The smoke-free rule at the Medicare agency grew out of labor-management contract dispute on numerous workplace issues that was taken to the Federal Service Impasses Panel. The impasses panel issued its decision in April and decided almost all of the contested issues in favor of the agency rather than the American Federation of Government Employees Local 1923.
In giving the Medicare agency leeway to amend its smoking policy, the panel found that "both sides appear to agree that there is an ongoing problem concerning the exposure of non-smokers to second-hand smoke as they enter and exit the headquarters facility."
Leslie V. Norwalk, deputy administrator at the Centers for Medicare and Medicaid Services, said that the agency at one point offered to build a shelter for smokers on the campus, but that the proposal was never picked up by the union. As a result, she said in a recent interview, "in order to smoke, you will need to do it off campus."
The agency's e-mail ended by noting that "smoking has substantial effects not only on the smoker but also on the health of non-smokers. CMS is committed to providing the healthiest environment possible. Thank you."

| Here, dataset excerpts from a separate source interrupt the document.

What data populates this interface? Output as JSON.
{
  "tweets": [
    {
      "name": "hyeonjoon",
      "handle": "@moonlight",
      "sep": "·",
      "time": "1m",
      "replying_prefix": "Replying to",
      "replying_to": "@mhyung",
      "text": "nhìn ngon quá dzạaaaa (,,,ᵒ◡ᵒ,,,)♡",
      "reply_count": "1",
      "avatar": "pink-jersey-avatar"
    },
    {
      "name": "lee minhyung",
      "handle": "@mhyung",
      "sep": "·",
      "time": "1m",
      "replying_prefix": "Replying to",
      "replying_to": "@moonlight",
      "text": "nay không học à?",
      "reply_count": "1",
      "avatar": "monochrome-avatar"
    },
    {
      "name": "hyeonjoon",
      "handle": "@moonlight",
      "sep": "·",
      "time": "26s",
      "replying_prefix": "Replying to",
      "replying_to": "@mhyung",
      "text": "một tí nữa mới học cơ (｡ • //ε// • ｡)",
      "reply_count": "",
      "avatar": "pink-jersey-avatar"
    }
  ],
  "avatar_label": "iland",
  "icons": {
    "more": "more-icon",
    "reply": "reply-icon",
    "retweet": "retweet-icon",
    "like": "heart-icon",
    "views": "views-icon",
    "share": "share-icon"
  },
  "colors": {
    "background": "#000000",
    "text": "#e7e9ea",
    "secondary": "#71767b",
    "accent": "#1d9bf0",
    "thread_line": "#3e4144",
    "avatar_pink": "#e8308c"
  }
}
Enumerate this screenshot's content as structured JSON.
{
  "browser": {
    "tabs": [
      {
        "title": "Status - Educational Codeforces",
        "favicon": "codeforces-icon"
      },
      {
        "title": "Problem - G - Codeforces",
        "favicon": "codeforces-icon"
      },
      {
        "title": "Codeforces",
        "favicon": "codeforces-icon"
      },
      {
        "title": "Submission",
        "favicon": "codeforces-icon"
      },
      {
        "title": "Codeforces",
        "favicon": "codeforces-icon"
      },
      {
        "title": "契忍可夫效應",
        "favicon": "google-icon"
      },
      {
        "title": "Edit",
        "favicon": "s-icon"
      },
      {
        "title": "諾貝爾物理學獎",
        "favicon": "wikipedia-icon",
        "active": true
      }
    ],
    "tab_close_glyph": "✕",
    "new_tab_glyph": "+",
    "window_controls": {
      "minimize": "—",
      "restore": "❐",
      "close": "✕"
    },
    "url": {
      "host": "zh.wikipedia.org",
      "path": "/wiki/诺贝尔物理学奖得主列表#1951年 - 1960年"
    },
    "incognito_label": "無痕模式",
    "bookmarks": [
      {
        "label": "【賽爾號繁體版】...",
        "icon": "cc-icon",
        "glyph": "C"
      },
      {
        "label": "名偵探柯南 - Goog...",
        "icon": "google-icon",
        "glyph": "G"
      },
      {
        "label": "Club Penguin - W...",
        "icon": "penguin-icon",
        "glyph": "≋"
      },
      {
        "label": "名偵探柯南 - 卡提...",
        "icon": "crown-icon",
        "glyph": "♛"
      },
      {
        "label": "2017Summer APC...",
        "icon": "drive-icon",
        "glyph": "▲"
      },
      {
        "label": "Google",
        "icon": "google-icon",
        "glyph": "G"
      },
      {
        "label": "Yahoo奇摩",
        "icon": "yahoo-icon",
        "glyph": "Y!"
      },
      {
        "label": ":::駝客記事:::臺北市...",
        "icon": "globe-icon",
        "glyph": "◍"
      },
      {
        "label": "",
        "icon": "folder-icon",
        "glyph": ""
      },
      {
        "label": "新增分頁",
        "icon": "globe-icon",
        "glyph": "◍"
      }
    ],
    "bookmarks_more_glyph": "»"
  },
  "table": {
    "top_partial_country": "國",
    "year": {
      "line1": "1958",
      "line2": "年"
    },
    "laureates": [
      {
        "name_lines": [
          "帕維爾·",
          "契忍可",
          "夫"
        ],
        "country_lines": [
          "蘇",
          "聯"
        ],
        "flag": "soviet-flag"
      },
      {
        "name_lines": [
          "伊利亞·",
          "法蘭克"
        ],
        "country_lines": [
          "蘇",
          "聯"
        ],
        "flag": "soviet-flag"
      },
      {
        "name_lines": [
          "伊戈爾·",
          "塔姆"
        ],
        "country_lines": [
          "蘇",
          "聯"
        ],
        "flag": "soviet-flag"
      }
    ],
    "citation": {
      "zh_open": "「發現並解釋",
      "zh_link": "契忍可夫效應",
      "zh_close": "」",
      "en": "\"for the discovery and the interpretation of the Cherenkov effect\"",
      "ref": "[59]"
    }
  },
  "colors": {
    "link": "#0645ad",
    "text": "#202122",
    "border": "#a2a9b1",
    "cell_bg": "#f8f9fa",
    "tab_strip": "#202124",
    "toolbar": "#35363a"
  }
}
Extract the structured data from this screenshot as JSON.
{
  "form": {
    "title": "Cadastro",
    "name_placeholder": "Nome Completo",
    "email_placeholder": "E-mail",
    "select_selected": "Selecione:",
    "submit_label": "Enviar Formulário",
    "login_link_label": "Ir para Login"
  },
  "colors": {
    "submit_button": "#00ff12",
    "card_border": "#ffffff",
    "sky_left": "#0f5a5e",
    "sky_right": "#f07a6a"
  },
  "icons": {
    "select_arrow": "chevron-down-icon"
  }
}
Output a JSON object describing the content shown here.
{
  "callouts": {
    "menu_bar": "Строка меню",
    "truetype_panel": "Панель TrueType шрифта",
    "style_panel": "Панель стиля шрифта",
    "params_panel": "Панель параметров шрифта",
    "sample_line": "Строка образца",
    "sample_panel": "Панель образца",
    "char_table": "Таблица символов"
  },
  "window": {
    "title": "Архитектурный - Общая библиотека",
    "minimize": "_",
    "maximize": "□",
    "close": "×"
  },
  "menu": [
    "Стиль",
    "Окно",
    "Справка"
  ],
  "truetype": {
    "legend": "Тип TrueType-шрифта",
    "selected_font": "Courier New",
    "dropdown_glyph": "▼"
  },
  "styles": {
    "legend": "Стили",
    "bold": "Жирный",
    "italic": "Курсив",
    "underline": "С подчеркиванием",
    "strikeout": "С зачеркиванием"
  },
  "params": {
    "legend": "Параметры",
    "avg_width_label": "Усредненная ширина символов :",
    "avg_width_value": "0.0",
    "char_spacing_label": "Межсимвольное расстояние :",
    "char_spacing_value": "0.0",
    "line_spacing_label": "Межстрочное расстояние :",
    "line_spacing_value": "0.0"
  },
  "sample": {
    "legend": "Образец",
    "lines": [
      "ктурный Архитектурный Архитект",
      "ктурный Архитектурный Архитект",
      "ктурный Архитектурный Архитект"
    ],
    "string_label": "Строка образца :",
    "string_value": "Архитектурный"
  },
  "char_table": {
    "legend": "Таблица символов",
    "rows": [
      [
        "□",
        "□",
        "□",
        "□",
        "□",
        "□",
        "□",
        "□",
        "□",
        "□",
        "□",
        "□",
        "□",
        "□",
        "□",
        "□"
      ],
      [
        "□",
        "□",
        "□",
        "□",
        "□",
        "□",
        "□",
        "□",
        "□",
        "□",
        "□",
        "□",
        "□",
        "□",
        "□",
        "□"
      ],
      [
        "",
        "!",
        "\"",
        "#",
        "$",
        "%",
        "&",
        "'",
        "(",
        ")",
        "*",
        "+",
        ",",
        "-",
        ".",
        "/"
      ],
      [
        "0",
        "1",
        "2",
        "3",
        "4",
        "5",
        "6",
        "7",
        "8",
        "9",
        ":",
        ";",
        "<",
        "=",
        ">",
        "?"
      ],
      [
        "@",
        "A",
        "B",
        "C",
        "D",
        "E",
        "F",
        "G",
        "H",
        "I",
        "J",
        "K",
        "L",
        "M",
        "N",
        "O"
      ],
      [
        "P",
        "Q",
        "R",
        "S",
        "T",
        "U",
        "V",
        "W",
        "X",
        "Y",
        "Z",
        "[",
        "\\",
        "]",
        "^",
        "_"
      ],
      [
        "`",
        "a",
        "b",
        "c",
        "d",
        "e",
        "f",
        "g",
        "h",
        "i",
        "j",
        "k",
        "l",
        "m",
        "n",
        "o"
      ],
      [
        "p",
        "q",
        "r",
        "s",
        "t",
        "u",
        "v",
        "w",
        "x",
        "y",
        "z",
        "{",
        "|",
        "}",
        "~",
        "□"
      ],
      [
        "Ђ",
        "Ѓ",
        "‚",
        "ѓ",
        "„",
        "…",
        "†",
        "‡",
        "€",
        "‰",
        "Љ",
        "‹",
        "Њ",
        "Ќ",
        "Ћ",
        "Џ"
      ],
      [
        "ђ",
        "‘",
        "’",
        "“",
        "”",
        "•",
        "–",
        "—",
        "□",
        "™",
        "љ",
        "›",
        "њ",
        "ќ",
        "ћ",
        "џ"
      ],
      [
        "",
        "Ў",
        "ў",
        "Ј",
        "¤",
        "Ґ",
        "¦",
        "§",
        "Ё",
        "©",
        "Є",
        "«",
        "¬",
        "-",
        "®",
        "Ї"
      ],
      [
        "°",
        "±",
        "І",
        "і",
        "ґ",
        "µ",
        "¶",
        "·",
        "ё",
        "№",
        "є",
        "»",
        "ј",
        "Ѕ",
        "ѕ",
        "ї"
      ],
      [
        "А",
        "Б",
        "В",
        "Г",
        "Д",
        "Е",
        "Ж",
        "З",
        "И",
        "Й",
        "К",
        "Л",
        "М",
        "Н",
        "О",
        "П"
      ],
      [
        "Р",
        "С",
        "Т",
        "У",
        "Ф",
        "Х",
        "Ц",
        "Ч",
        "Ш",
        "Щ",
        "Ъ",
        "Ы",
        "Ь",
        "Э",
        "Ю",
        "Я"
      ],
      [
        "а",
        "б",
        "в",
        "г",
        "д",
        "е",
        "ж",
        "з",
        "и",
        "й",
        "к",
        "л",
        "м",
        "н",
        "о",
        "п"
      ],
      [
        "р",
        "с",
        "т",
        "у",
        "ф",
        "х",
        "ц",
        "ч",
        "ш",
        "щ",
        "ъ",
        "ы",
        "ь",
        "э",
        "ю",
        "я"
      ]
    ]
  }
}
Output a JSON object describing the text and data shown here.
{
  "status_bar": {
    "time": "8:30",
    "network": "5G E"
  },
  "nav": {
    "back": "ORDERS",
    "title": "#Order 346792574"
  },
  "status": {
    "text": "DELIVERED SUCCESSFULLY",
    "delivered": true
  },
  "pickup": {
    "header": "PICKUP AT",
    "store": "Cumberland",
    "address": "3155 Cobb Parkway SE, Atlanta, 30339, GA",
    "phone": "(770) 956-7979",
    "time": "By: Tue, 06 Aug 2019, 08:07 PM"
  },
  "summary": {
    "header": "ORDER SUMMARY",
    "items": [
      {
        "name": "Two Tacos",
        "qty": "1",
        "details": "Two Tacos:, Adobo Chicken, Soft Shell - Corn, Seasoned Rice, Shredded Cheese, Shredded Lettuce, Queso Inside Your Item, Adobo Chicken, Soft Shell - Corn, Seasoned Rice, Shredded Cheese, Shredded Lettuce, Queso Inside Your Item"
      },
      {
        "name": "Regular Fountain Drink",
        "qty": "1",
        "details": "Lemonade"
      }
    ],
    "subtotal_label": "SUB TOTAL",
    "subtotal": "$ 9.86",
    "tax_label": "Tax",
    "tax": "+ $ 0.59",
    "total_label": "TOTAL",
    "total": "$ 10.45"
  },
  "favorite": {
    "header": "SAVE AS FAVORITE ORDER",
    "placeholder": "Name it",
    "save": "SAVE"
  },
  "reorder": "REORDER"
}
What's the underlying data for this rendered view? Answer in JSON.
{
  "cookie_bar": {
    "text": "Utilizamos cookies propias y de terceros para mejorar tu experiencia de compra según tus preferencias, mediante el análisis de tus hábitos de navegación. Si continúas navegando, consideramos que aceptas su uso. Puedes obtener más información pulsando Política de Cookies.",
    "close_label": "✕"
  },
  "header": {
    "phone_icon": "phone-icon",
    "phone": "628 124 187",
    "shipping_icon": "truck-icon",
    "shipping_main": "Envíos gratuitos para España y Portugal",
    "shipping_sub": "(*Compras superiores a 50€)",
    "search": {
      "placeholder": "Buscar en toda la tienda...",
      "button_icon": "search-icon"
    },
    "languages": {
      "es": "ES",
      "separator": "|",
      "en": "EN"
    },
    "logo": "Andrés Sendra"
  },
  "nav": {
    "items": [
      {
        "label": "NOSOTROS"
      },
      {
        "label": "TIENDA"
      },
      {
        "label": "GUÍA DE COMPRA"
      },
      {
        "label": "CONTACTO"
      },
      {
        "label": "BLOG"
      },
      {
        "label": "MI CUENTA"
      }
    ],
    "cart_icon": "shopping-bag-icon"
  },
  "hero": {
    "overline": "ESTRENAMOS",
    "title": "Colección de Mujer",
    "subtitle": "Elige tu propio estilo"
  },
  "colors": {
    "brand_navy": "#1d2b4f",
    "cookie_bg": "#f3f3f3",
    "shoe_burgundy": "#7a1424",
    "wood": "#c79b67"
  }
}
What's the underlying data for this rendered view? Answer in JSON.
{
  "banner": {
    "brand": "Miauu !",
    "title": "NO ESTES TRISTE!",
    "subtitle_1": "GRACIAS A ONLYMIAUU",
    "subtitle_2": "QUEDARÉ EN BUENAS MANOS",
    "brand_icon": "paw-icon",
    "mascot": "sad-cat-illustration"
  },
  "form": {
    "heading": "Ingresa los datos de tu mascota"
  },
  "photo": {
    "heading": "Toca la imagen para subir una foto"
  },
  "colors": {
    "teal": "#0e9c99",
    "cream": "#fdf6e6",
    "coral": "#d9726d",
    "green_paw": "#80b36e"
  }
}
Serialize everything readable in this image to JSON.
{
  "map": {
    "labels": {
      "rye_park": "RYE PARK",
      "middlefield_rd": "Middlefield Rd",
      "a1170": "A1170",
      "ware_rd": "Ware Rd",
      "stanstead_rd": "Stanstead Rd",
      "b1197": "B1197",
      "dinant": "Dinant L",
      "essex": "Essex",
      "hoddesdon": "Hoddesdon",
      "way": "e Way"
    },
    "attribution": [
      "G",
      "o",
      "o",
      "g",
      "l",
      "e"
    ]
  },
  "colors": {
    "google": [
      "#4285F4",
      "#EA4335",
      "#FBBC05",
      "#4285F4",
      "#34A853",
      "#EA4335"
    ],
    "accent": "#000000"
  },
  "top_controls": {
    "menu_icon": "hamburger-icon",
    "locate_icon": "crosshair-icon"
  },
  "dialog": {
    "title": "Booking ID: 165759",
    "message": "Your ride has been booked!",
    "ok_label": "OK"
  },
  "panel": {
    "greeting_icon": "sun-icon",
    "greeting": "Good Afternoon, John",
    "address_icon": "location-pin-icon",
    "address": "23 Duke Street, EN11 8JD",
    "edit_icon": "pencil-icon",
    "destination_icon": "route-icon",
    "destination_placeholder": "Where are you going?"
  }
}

The Blinded American Veterans Foundation will honor Sen. Daniel K. Akaka (D-Hawaii) and Rep. Walter B. Jones Jr. (R-N.C.) at its 19th annual congressional awards ceremony Tuesday.
They will receive the 2004 George "Buck" Gillispie Congressional Award for Meritorious Service from the foundation, which is headed by John Fales and supports research, rehabilitation and reemployment of disabled veterans. The award is named for a World War II veteran who devoted more than 40 years to efforts to aid visually impaired veterans.
Mark E. Krzysko, deputy director of defense procurement and acquisition policy, e-Business, at the Defense Department, will be the guest on "The Business of Government Hour" at 9 a.m. tomorrow on WJFK radio (106.7 FM).
"Thanks, President Reagan, for the Martin Luther King Holiday" will be the topic of discussion on the Imagene B. Stewart call-in program at 8 a.m. Sunday on WOL radio (1450 AM).